Question

if x/y+y/x=-1(where x ,y is not equal to zero),then the value of x3-y3 is​

Answer 1

Answer:

0

Step-by-step explanation:

Given :

To find the value of :

$x^3 - y^3$ if,

$\frac{x}{y} +\frac{y}{x} = -1$,

x ≠ 0 , y ≠ 0

Solution :

We know that,

$x^3 - y^3 = (x - y)(x^2 + y^2 + xy)$  ...(i)

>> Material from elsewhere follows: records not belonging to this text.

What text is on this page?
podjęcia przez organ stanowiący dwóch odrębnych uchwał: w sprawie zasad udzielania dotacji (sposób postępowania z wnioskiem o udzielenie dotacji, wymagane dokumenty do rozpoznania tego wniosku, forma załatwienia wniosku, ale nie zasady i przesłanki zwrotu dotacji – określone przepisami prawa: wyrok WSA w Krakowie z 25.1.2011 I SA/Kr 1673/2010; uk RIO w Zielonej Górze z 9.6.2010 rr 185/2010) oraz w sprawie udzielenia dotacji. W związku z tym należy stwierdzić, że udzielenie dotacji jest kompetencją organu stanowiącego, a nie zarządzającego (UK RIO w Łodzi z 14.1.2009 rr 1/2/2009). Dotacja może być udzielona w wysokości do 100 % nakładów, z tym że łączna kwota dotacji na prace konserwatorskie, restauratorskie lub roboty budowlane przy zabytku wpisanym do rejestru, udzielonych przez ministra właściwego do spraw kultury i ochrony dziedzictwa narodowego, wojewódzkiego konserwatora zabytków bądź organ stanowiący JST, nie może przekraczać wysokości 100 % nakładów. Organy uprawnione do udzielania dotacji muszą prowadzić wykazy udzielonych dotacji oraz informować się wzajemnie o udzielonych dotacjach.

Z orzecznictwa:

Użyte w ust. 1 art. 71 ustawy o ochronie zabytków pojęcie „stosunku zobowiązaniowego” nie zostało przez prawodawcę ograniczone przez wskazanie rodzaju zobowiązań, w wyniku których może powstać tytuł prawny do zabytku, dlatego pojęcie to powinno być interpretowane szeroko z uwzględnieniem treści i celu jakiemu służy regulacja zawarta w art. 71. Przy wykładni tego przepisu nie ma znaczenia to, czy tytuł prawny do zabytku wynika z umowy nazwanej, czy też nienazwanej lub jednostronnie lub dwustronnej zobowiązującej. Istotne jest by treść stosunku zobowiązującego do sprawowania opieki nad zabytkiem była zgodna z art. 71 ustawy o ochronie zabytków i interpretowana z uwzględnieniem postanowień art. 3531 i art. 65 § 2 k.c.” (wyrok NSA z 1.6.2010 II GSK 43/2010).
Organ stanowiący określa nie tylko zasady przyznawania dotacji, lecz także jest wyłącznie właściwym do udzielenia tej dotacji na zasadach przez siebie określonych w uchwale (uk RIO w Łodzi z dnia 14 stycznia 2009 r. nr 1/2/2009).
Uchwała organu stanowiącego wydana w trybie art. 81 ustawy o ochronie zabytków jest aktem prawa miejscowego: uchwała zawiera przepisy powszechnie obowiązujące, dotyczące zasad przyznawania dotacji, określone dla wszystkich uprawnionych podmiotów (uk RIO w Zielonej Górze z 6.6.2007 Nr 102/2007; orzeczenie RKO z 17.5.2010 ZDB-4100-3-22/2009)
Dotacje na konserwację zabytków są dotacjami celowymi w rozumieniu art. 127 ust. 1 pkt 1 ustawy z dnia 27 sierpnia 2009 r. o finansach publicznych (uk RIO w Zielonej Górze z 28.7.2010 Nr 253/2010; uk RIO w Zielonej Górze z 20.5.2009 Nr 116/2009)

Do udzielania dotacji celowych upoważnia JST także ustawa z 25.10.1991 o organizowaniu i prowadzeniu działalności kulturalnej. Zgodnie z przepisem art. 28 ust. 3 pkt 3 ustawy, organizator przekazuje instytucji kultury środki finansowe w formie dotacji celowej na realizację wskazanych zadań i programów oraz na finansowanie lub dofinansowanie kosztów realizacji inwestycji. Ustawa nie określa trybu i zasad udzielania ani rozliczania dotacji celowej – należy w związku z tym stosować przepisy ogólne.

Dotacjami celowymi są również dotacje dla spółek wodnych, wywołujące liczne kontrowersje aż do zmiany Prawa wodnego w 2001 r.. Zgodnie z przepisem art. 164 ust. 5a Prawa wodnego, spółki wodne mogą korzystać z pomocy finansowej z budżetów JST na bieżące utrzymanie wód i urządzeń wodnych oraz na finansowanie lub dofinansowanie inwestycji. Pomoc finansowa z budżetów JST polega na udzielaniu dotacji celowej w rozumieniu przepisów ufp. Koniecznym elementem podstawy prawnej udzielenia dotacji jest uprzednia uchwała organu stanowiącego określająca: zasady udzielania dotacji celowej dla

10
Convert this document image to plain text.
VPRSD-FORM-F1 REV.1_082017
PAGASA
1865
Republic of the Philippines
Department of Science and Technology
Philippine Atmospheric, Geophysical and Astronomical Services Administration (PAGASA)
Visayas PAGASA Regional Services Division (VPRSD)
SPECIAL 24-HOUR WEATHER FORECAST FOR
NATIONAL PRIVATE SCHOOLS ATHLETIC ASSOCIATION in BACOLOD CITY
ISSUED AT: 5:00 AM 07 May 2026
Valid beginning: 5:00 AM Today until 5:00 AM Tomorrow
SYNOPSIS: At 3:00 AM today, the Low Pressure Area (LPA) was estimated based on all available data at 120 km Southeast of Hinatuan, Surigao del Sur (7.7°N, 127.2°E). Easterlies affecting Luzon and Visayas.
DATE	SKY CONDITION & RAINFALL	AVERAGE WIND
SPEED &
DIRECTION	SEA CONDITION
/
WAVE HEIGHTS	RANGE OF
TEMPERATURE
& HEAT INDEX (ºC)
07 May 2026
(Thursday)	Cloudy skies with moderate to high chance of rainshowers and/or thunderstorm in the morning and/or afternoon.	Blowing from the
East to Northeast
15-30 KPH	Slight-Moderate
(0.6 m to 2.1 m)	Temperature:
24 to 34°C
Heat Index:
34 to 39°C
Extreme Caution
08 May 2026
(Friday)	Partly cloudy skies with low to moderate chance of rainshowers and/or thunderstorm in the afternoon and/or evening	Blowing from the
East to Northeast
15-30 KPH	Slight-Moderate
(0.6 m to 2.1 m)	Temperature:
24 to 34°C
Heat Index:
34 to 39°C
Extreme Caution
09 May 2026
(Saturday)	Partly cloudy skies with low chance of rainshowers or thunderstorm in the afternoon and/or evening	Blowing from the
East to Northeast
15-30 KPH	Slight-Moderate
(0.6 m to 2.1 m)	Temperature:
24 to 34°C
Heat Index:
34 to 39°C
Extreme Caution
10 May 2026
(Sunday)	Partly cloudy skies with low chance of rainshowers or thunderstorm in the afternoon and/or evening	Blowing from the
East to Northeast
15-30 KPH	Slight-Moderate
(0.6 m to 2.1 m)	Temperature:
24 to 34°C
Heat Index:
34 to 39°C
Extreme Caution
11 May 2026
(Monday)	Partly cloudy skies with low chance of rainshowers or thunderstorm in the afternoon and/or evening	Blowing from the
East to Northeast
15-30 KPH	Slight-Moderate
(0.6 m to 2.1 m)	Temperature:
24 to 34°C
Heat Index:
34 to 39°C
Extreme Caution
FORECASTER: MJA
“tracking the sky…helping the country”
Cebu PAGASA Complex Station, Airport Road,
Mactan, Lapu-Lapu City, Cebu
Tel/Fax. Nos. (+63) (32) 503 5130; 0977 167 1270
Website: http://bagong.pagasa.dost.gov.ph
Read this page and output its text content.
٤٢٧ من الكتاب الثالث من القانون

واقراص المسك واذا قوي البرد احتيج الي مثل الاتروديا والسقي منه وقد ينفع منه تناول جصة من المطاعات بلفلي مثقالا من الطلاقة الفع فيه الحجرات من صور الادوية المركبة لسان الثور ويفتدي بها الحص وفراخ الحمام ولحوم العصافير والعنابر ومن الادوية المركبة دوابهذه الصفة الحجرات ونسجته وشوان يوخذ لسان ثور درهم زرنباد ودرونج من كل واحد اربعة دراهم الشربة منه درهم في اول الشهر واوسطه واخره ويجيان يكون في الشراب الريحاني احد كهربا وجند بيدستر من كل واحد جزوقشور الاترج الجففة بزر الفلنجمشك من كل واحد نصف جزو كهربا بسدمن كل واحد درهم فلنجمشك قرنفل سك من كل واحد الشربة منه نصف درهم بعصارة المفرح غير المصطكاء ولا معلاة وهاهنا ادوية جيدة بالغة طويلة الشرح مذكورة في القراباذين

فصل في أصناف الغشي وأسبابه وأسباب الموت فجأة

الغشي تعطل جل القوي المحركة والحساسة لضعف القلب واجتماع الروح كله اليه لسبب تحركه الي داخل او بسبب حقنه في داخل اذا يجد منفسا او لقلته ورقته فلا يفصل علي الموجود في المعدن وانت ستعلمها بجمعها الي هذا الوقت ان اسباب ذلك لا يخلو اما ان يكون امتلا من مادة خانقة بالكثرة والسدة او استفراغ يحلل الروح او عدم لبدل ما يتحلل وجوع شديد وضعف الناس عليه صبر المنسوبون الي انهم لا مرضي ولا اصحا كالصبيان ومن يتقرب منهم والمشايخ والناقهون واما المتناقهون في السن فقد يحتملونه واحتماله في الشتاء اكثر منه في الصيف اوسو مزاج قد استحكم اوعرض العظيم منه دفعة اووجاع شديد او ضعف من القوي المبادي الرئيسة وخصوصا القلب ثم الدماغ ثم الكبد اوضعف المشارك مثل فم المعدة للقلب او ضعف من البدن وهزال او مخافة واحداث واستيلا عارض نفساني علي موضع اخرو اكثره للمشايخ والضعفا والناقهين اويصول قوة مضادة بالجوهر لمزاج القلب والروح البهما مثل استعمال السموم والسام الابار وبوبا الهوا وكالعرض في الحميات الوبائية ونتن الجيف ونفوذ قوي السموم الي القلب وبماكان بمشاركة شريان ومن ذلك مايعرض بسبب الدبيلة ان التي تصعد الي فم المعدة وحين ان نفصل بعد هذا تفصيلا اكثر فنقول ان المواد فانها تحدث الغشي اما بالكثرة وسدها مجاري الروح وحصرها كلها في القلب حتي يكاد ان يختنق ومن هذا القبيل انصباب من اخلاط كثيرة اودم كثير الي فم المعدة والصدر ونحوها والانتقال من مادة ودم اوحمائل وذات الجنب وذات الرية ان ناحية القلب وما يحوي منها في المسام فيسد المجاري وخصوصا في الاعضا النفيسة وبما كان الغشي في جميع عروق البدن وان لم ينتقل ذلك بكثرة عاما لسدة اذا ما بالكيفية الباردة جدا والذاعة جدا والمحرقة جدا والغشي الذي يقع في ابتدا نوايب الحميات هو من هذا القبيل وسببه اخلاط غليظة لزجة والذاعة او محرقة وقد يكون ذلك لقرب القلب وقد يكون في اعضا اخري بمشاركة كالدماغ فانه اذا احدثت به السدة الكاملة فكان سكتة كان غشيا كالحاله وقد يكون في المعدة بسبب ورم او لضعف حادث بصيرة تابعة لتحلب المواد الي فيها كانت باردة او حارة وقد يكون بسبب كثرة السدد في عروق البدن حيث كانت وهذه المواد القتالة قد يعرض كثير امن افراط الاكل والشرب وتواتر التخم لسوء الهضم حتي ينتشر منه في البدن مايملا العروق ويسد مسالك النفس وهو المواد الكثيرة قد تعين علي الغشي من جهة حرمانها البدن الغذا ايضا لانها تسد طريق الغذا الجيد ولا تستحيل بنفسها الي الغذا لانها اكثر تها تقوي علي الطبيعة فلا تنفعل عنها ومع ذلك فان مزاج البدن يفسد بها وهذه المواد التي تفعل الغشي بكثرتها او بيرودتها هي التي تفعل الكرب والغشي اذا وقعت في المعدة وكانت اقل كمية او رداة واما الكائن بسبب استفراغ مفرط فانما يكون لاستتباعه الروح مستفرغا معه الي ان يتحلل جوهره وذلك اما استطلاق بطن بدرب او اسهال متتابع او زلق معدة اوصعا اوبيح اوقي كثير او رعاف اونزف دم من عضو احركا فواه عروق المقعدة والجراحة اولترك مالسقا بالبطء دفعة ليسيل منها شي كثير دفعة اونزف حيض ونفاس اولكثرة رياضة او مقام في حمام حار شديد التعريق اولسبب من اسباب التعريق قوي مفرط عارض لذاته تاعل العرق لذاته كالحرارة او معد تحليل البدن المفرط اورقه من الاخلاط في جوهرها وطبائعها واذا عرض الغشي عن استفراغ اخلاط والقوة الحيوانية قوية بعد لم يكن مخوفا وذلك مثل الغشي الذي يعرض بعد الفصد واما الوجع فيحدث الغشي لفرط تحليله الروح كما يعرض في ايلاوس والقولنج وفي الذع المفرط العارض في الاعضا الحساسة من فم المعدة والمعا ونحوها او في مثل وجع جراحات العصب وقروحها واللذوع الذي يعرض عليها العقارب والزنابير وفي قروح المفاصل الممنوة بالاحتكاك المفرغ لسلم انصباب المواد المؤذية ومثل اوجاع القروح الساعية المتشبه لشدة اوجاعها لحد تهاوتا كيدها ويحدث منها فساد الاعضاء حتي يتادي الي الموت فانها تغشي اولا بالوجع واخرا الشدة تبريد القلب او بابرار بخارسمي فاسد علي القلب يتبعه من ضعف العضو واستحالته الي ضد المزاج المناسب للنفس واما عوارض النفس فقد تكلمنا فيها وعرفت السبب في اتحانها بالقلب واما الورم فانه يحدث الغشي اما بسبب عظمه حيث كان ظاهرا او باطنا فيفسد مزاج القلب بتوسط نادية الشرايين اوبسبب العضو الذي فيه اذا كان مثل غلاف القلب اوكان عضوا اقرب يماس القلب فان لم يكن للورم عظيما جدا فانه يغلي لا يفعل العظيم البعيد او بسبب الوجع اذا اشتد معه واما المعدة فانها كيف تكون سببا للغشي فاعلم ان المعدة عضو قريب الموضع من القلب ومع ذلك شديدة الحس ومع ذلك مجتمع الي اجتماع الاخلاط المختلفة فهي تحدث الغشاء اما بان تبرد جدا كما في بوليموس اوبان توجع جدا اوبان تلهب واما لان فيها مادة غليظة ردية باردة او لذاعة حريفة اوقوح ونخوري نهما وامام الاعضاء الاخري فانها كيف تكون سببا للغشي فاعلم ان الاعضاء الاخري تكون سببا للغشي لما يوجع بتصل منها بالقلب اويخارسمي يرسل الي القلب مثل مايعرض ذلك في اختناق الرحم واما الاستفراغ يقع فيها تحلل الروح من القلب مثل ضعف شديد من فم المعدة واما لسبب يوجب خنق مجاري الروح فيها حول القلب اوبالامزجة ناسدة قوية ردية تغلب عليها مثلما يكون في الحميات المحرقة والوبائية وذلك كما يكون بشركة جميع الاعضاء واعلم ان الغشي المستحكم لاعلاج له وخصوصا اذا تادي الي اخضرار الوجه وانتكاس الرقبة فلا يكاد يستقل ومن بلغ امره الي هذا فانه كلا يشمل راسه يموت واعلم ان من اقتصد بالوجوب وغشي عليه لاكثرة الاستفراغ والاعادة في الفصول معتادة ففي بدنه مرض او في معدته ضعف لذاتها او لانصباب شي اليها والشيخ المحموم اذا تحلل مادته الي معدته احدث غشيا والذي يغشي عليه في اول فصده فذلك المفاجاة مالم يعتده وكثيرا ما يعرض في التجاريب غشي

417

The given equation meant that,

⇒ $\frac{x}{y} +\frac{y}{x} = -1$

⇒ $\frac{x \times x + y \times y}{xy} = -1$

⇒ $\frac{x^2 + y^2}{xy} = -1$

⇒ $x^2 + y^2 = -1 \times xy$

⇒ $x^2 + y^2 = -xy$

⇒ $x^2 + y^2 + xy = 0$  ...(ii)

By substituting the value from (ii) in (i),

We get,

⇒ $x^3 - y^3 = (x - y)(x^2 + y^2 + xy)$

⇒ $x^3 - y^3 = (x - y) \times 0$   (from (ii) )

⇒ $x^3 - y^3 = 0$